We take a trufi taxi (wedge as many in as you can) to Cocha’ then walk a palm- stitched boulevard where we meet an Irish nun who has just arrived and has come our way in the hot sun looking for a certain group of Sisters- presumably a nunnery somewhere in town. She has no idea where to find them, and we are of no help. I hope she’s not still looking.
Then we go up in a cable car to see Jesus.

The Christo de la Concordia stands on a hill overlooking Cochabamba and looks like the Cristo Redentor statue over Rio, but is a few centimetres taller, ha!

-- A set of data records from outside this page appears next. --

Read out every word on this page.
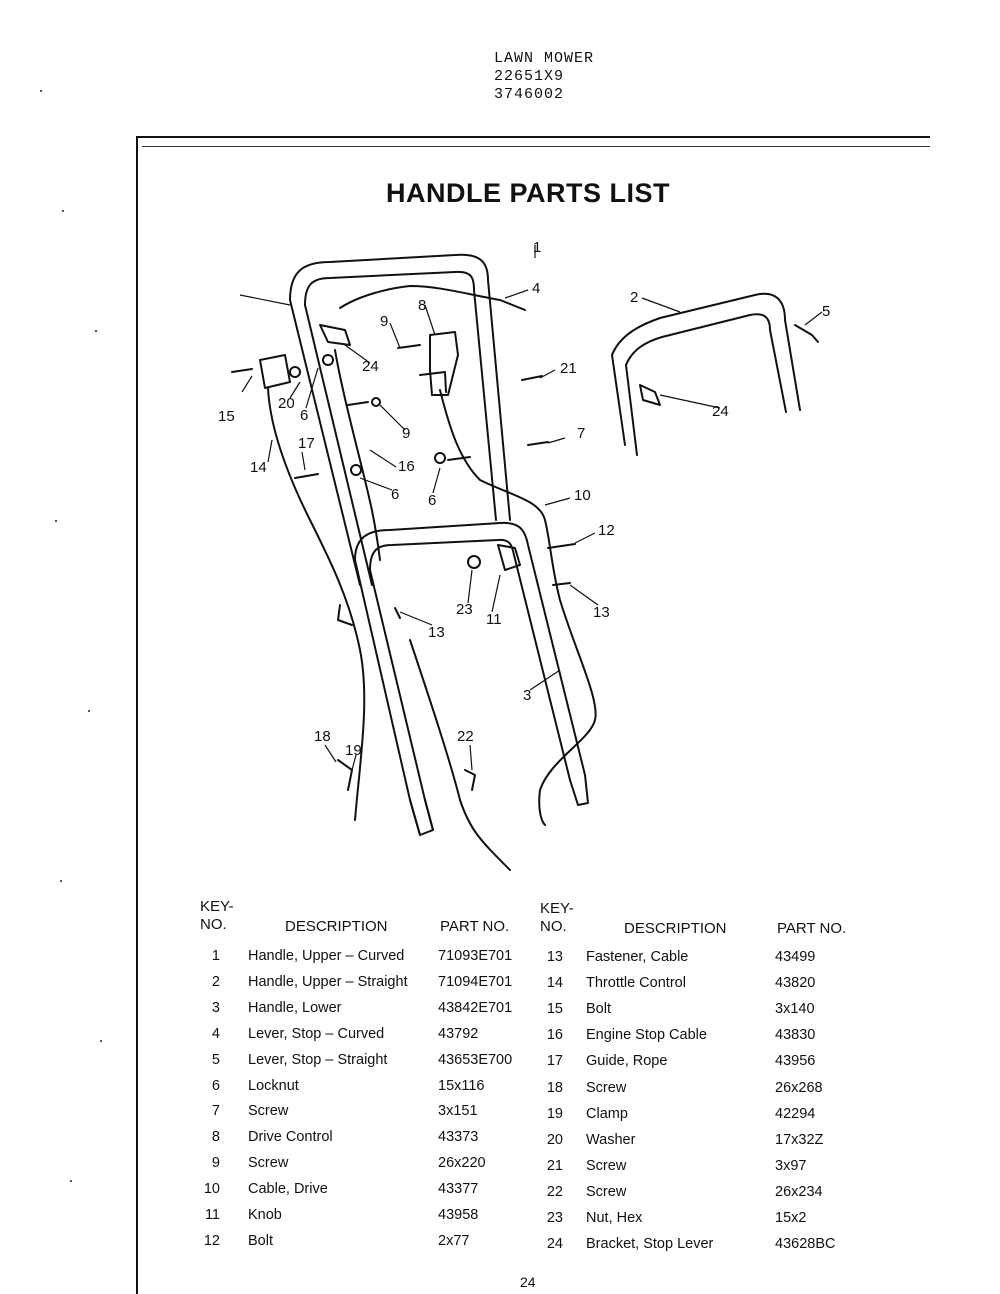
LAWN MOWER
22651X9
3746002
HANDLE PARTS LIST
1
2
3
4
5
6
6 6
7
8
9
9
10
11
12
13
13
14
15
16
17
18
19
20
21
22
23
24
24
KEY-
NO.	DESCRIPTION	PART NO.
KEY-
NO.	DESCRIPTION	PART NO.
1 Handle, Upper – Curved 71093E701
2 Handle, Upper – Straight 71094E701
3 Handle, Lower	43842E701
4 Lever, Stop – Curved	43792
5 Lever, Stop – Straight	43653E700
6 Locknut	15x116
7 Screw	3x151
8 Drive Control	43373
9 Screw	26x220
10 Cable, Drive	43377
11 Knob	43958
12 Bolt	2x77
13 Fastener, Cable	43499
14 Throttle Control	43820
15 Bolt	3x140
16 Engine Stop Cable	43830
17 Guide, Rope	43956
18 Screw	26x268
19 Clamp	42294
20 Washer	17x32Z
21 Screw	3x97
22 Screw	26x234
23 Nut, Hex	15x2
24 Bracket, Stop Lever	43628BC
24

The view is damn good and we climb up the spiral staircase inside and get to see the City through Christ’s armpit.
Back again to our new host Luisa’s beautiful house in Tiq’.
Some of these roads are rough! Rocks, gaping holes, big metal lumps to slow you down (ignored). You get tossed about and the dust is flying. Off, then, to the adobe house of (and built by) another teacher, Claudia, and her husband.
Nice Bolivian peanut soup here and cake just out of the garden oven, (plus a lot of school chit-chat; shall I bore you? No. I am not a teacher, but I manage to throw in some observations about the soup).
Back to Luisa’s to count our remaining money, while Luisa goes off to another school meeting (or is it a chicha party?) then early to bed-i’m still pretty tired and the hot nights are filled with the loud sounds of barking dogs, some of which, incidently, form wild packs and, somehow, survive on these dry streets.